Read Which Way to Mecca, Jack? Page 6


  Consisting mostly of classroom lectures, the early portion of the training was devoted to refresher courses on United States history, American foreign policy objectives, and some classically dreary material on USIA organization and administration. A study of United States cultural development was required, and one of our literature surveys was conducted by a former Harvard professor whose technique was fairly progressive. He was profoundly interested in our “impressions” of things, and would read out lines of poetry and ask us what “pictures” we “saw in our minds.” One day he read the opening lines of a poem called, “The Mule,” and called out “Blatty—what does that line make you think of?”

  The line was, “When fishes flew and forests walked…” and my instantaneous and unthinking reply was, “The Road to Mandalay and Birnam Wood.” It didn’t win me the marbles.

  iv

  Abruptly our training took a rather curious turn. The male trainees were asked to have their wives present for a series of lectures which were to deal with protocol. They proved utterly harrowing.

  The lecturer, a Mrs. Prudence Brap from the State Department, began itemizing the social amenities of the “service” (as she called it) with more gusto than Charles Dickens describing a Christmas dinner: Failure to call on the Ambassador’s wife on the day of your arrival overseas, or failure to deposit in a small dish in the Ambassadorial entry hall a calling card of specific dimensions printed in a specific type face, could mean dismissal from the Foreign Service. A mismanaged seating arrangement at formal dinners, she recounted with a ghoulish relish, could be more compromising to the security of the United States than the betrayal of atomic secrets. And failure of the wives to wear elbow-length white gloves for tea on the Embassy lawn was a mortal sin.
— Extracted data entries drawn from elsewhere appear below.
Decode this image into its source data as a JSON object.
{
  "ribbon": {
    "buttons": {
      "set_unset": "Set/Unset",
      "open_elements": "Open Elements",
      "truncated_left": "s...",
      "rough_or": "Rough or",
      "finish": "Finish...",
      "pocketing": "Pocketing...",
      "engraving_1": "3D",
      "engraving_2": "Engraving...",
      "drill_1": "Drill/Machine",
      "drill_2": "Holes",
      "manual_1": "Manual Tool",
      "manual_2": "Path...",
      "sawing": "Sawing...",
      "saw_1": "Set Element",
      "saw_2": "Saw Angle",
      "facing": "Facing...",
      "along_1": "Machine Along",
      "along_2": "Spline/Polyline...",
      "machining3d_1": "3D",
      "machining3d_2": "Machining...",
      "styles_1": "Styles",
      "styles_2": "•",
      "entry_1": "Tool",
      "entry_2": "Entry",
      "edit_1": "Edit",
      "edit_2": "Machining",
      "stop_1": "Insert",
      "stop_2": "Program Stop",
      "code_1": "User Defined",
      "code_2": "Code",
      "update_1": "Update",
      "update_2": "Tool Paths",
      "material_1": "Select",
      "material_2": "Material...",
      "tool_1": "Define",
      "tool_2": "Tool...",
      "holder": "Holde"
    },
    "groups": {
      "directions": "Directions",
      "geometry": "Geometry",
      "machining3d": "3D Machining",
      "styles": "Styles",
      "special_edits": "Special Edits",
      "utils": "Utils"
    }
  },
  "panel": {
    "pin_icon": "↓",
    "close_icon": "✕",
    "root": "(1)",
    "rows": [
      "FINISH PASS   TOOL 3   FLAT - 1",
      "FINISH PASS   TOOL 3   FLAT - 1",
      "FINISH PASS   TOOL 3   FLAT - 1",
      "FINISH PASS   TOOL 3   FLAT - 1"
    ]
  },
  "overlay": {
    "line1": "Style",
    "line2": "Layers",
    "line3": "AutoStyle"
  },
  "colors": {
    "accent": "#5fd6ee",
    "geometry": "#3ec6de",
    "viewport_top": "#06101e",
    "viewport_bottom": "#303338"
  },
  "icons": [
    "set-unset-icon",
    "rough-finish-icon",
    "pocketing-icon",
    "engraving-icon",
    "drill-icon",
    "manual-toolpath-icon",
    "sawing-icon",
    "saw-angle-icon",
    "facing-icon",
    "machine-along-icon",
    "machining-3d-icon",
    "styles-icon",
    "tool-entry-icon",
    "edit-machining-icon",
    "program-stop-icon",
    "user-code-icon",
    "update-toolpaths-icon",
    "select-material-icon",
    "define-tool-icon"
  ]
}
  Peggy took it pretty bravely, but one of the wives began to feel faint and had to be escorted outside by her husband, a hapless young man destined for Kabul, Afghanistan, where they had no plumbing but plenty of white gloves.

  Mrs. Brap’s incredible performance was followed by another lecturer whose first words to the class were, “Why shouldn’t you ever use your left hand to shake hands with a Yemenite?”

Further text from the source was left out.